Check out my report, the website, and the GitHub repo.
Knowledge-enhanced retrieval (and NLP in general) has come far, but so far it’s mostly used for professional use cases like coding, customer service, and so on. That’s why Mitra Labs developed Coco, an agentic RAG system with access to recordings of conversations made with a small wearable. It can act as a friend, a “social performance tracker”, a personal assistant, or whatever you want to use it for.
I joined the team as part of my IDP at TUM and mostly tried to figure out how to build the information retrieval and benchmark it.
Normal retrieval-then-generation RAG was out of the question since it lacks a few capabilities we needed:
- Perform multi-hop retrieval to answer complex questions (“What were my New Year’s resolutions and am I sticking to them?”).
- Filter chunks by metadata like time (“What tasks have I left from last week?”) or speakers (“What did I discuss with Alice?”).

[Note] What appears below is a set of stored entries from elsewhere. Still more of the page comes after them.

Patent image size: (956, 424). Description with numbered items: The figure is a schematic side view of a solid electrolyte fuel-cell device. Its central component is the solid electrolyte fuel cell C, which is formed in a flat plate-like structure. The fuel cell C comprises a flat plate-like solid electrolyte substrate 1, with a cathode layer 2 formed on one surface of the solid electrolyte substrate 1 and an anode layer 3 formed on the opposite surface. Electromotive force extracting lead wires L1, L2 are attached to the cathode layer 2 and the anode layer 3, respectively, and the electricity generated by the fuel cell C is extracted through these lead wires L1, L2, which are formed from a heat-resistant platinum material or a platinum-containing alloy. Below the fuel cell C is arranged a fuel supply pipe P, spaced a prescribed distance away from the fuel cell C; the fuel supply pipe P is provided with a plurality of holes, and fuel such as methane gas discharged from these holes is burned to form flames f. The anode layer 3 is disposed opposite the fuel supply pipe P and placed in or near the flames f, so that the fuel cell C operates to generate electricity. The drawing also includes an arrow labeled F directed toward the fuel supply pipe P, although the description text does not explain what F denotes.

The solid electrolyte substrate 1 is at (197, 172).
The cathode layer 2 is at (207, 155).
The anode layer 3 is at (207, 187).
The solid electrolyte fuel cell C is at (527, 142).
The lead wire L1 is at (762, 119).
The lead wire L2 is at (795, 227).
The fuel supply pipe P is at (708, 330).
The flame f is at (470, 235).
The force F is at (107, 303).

- Retrieve chunks based on language emotion (“In which situations did I sound nervous?”).
So instead, we built a tool calling agent that can dynamically query the chunk database as it pleases.
To measure how well Coco works, I created the Mitra Dataset, a synthetic German conversational QA benchmark focusing on these capabilities.
Our experiments showed that the Coco agent outperforms a RAG baseline, even with small tool calling models that can be run locally like Llama 70b. As you move to larger and smarter models, the agent’s performance margin increases. So Coco’s intelligence is currently capped by small models’ tool calling capabilities.